Some turn to home-made cat foods or a raw meat diet as a last resort to stabilize or even cure an illness or ailment their cat has aquired. Home-made foods have been employed for a long time to control food sensitivities and allergies, because the ingredients of the food can be controlled. With the popularity of raw meat diets, cat owners turn to home-made diets for all kinds of disorders afflicting the cat.
A large number of people make home-made food for the family cat, because they are aware of the benefits fresh foods have to offer. They are health conscious and choose fresh, home-made foods for themselves and can not justify feeding the family cat a diet of mass-produced pressed pellets and foods from a can.
The educated cat owner is not fooled by pretty packaging and tempting advertising about the true nature of the commercial pet food industry as a profitable waste management service. Our society creates enormous amounts of food waste.
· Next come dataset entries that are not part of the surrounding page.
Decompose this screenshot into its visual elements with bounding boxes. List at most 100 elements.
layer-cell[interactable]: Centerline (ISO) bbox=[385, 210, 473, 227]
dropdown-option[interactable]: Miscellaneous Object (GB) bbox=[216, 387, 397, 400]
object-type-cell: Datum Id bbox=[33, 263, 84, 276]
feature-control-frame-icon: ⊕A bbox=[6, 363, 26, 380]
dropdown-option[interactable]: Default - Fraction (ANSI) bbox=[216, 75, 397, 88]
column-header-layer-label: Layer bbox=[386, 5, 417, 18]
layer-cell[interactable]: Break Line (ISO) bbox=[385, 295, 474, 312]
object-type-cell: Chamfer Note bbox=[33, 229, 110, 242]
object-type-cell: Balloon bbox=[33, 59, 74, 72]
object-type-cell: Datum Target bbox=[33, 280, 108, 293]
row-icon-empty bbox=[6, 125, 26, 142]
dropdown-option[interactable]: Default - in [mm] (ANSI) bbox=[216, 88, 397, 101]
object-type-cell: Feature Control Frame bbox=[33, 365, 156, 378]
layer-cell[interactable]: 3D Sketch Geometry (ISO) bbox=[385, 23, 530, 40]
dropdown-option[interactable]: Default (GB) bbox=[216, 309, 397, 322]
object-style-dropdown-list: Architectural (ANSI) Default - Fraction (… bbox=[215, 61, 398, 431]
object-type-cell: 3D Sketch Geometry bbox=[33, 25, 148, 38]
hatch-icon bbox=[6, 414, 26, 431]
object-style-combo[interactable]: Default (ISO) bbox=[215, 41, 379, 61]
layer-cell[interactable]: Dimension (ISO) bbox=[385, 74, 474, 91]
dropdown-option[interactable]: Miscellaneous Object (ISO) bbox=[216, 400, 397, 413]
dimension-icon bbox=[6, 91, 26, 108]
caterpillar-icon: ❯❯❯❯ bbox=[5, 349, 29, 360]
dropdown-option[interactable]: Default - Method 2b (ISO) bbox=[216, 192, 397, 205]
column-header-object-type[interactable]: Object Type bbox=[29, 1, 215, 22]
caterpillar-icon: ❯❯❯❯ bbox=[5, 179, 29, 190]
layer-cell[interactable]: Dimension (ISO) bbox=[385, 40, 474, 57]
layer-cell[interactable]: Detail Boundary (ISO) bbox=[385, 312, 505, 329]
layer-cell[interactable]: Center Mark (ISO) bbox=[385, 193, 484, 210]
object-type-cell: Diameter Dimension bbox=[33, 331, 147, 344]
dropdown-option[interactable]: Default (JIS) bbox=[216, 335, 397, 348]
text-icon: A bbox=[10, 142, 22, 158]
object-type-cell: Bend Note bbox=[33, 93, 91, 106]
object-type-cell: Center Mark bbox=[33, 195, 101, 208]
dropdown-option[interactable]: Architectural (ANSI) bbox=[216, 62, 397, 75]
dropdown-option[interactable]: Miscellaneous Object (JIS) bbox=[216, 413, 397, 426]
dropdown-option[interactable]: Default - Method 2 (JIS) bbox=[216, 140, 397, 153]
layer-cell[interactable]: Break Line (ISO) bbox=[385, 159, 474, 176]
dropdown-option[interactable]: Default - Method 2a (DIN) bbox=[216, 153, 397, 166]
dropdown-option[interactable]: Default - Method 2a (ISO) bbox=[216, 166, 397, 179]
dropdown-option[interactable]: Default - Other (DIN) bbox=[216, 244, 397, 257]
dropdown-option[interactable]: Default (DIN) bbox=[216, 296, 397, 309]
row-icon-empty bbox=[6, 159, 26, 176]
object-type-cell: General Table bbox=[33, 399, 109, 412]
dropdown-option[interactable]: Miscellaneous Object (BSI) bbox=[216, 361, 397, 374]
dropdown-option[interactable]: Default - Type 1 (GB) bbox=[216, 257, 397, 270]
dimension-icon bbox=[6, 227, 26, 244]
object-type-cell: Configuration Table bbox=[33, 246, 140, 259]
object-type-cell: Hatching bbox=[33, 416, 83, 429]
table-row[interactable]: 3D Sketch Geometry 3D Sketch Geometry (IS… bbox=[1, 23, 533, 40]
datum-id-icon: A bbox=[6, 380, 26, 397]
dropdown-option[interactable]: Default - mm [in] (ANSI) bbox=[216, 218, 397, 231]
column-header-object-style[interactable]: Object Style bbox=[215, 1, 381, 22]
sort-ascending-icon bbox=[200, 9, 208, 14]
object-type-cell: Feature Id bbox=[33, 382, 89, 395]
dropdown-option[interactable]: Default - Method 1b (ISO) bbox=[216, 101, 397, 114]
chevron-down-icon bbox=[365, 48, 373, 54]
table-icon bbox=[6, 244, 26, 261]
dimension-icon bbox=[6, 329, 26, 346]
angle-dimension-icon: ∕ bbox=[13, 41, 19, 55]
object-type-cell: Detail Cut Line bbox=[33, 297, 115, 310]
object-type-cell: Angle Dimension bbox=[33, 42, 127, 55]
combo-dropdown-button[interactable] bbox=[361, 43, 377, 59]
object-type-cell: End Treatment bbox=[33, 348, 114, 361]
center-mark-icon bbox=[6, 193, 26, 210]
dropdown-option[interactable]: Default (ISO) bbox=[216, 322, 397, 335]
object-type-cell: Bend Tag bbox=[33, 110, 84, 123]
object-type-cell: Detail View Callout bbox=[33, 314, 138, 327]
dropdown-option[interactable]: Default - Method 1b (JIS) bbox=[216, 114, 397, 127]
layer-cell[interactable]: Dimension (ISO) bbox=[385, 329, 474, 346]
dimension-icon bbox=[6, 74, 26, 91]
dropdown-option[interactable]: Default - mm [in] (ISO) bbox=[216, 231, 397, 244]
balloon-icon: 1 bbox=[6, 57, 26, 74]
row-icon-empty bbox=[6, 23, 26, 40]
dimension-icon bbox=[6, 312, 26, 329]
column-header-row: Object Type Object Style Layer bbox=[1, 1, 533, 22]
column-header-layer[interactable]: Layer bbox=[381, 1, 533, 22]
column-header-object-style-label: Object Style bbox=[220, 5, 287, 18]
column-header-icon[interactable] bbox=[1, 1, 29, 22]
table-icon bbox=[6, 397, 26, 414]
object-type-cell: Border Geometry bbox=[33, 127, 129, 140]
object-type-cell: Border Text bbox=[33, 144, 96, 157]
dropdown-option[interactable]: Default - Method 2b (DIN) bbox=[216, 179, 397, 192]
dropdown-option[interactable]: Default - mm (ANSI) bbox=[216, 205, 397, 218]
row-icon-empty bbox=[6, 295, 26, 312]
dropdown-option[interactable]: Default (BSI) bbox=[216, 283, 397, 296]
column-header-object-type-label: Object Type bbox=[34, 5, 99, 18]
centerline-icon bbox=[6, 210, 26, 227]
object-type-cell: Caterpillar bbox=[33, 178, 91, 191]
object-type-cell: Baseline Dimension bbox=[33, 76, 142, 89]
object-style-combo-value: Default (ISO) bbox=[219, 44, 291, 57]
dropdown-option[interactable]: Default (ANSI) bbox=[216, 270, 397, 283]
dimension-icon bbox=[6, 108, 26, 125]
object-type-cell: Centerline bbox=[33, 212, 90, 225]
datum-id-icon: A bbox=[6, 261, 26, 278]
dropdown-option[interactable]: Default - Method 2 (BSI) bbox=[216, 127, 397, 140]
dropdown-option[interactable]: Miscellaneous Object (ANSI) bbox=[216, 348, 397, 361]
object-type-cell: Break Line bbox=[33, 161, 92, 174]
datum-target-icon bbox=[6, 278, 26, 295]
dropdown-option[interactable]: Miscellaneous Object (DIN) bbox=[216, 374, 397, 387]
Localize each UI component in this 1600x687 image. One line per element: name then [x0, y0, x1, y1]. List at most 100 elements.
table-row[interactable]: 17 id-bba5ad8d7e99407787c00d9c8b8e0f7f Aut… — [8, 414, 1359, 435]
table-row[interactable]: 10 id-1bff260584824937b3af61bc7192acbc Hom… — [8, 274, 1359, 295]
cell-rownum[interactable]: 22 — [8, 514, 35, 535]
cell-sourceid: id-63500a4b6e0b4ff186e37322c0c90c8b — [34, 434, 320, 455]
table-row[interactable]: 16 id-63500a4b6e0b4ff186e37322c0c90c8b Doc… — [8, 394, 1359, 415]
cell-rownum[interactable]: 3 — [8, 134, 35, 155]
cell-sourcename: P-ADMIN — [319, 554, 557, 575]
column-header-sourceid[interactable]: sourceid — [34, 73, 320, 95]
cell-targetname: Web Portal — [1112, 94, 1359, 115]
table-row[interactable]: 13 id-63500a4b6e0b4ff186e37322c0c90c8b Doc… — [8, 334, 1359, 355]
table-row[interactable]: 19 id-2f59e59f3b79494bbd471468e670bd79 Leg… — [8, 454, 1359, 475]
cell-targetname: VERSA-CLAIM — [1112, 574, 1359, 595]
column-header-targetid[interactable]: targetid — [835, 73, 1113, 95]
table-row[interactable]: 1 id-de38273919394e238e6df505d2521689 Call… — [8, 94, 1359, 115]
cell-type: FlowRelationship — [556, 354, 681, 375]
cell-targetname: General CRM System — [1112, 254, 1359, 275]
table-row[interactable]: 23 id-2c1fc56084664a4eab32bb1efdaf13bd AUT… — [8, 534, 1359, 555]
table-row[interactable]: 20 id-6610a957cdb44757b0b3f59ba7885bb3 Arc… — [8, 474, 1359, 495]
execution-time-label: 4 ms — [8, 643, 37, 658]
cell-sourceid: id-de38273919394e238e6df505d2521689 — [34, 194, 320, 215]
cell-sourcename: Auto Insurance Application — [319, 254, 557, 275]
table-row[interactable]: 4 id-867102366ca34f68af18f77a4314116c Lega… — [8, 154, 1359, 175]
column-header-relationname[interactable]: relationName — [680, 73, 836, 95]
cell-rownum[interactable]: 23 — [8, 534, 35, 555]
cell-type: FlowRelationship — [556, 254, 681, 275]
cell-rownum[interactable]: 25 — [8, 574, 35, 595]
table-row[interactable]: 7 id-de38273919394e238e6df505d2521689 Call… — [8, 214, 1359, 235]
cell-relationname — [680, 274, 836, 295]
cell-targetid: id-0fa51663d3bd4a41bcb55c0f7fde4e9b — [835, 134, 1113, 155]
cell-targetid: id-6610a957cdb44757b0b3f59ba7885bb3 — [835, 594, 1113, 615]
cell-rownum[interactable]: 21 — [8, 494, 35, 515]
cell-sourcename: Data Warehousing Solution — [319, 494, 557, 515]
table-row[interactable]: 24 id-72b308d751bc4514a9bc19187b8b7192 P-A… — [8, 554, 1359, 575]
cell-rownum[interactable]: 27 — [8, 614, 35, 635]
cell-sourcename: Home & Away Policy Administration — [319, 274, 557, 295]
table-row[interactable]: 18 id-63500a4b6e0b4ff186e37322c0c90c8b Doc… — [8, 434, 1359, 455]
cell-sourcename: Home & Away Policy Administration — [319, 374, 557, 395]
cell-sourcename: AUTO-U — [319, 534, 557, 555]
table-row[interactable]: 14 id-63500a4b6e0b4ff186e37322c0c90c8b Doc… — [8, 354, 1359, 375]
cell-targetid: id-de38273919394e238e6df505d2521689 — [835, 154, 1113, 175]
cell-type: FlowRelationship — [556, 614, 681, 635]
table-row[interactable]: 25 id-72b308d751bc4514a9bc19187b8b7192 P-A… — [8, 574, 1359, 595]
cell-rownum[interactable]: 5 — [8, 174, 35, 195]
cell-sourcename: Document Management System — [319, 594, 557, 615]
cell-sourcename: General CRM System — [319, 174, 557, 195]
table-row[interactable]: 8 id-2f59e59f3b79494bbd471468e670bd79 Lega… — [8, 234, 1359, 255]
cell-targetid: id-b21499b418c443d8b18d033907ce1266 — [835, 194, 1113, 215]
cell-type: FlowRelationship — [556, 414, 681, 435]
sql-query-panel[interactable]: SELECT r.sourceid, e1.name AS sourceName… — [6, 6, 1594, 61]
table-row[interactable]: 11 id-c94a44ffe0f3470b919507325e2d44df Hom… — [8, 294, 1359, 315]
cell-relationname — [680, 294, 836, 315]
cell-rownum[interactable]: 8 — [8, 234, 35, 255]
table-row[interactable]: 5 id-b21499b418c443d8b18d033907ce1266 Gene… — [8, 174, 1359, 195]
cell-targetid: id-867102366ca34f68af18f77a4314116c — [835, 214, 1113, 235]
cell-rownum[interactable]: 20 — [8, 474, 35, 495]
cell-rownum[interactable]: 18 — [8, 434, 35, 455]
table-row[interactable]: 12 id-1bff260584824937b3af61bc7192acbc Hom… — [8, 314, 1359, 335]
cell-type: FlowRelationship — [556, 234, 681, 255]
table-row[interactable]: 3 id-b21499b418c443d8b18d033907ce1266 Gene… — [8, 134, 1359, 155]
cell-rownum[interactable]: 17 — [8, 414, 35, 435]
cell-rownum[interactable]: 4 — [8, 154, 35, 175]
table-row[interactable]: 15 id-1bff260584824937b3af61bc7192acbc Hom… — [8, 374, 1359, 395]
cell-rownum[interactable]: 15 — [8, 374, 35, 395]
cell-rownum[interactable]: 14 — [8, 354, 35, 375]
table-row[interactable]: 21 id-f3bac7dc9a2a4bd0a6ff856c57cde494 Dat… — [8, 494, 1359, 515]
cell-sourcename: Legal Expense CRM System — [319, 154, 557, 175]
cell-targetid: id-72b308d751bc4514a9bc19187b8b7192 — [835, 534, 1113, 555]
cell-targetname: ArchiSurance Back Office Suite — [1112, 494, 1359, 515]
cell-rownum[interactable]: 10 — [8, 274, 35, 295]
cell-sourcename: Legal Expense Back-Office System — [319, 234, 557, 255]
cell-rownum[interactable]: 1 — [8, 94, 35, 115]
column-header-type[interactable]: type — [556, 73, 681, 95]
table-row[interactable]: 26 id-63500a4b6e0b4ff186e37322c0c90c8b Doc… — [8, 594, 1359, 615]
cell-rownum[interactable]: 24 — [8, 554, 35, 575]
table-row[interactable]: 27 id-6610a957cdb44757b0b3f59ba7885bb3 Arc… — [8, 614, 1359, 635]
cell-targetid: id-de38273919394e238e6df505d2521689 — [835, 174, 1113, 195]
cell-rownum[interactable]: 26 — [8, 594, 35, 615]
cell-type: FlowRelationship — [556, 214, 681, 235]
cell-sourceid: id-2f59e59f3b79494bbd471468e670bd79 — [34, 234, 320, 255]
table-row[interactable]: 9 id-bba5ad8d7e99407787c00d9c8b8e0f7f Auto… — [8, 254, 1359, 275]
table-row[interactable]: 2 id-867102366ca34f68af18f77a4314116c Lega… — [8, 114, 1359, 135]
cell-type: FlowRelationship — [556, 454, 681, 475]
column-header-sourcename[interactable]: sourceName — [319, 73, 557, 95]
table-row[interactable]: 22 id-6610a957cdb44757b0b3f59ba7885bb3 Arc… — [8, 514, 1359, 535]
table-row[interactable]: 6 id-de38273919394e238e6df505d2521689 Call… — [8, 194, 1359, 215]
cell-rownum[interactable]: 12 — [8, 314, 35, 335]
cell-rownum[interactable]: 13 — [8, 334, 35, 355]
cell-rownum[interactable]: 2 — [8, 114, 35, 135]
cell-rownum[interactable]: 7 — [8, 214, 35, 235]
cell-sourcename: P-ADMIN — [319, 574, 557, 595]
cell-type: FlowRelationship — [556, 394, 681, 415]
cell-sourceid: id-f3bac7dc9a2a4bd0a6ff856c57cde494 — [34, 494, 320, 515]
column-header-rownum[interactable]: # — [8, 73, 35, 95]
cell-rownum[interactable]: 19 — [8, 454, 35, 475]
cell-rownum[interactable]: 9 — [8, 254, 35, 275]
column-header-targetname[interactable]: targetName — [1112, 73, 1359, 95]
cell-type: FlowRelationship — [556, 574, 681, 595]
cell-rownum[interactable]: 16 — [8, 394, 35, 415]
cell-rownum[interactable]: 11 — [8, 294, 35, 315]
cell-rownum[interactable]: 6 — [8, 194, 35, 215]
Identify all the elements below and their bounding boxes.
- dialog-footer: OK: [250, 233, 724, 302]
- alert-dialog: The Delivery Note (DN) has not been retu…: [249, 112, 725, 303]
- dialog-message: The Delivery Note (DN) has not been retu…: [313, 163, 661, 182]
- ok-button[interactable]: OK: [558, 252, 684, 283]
Nearly everything you buy at the grocery store today, meats, dairy, eggs, baked goods, oils, juices, soy products, etc. incurre as many by-products as products to buy. This waste wasn’t created at no cost to the producer and retains considerable food value. Producers would like to see something in return for it instead of paying to have it disposed off. Today, a profitable industry deals with food by-products like slaughterhouse and fishing waste, spent dairy cows, spent laying hens, unwanted male day-old chicks, cereal waste, seed meals from pressing oil, fruit waste from pressing juice, ect. to feed livestock and pets. Pet food is by far the most profitable branch of this industry, because people have an emotional bond to their cat or dog. Rightly so, but it is a “weakness” which is being exploited by some to make a huge profits. The exploitation of consumers is fueled by the exploitation of livestock, the environment, and people in less developed nations. Cutting corners is renamed “efficiency” that drives profit for which the consumer needs to pay in the end when the cat falls ill.
In my opinion, homemade cat food is a stepping stone to many good things. Consideration towards and awareness about the needs of one species, like the dietary peculiarities of our domestic cat as a true carnivore, inspires consideration towards and awareness about the needs of other species, like the animals used to raise the meats we use to make homemade cat food. Demand for healthy and ethical meats opens up farming and business opportunities for ordinary people to make a living and not to strive for an ever growing profit. This, in turn, furthers a community’s independence, sustainability and self-reliance set in the healthy landscape of small scale farming – the cultural heritage of the majority of people on this planet. It enables humans to live with this planet instead of living off it. This is my personal philosophy and deeper meaning of feeding homemade cat food.
The question why to feed raw meat or meat raw is probably easier to answer: because we can. The cat does extremely well on eating meats raw and may draw a much greater benefit from ingesting meats that have not been exposed to heat. We know that nutrients in meat are altered or outright destroyed when exposed to heat. Meat in its raw state is also a source of microorganism that help to seed and maintain the essential mircobiom of the cat’s alimentary tract. Although much is talked about harmful bacteria in meat, of which there are extremely few for the cat, the beneficial bacteria (probiotics) the cat receives from raw meats are being ignored. A mounting body of evidence suggests that good health is not possible without a complex and healthy flora of microbes in the gut. These beneficial microbes that live in symbiosis with their host colonize the skin, mucus membranes, and digestive tract from the surrounding natural world and from foods.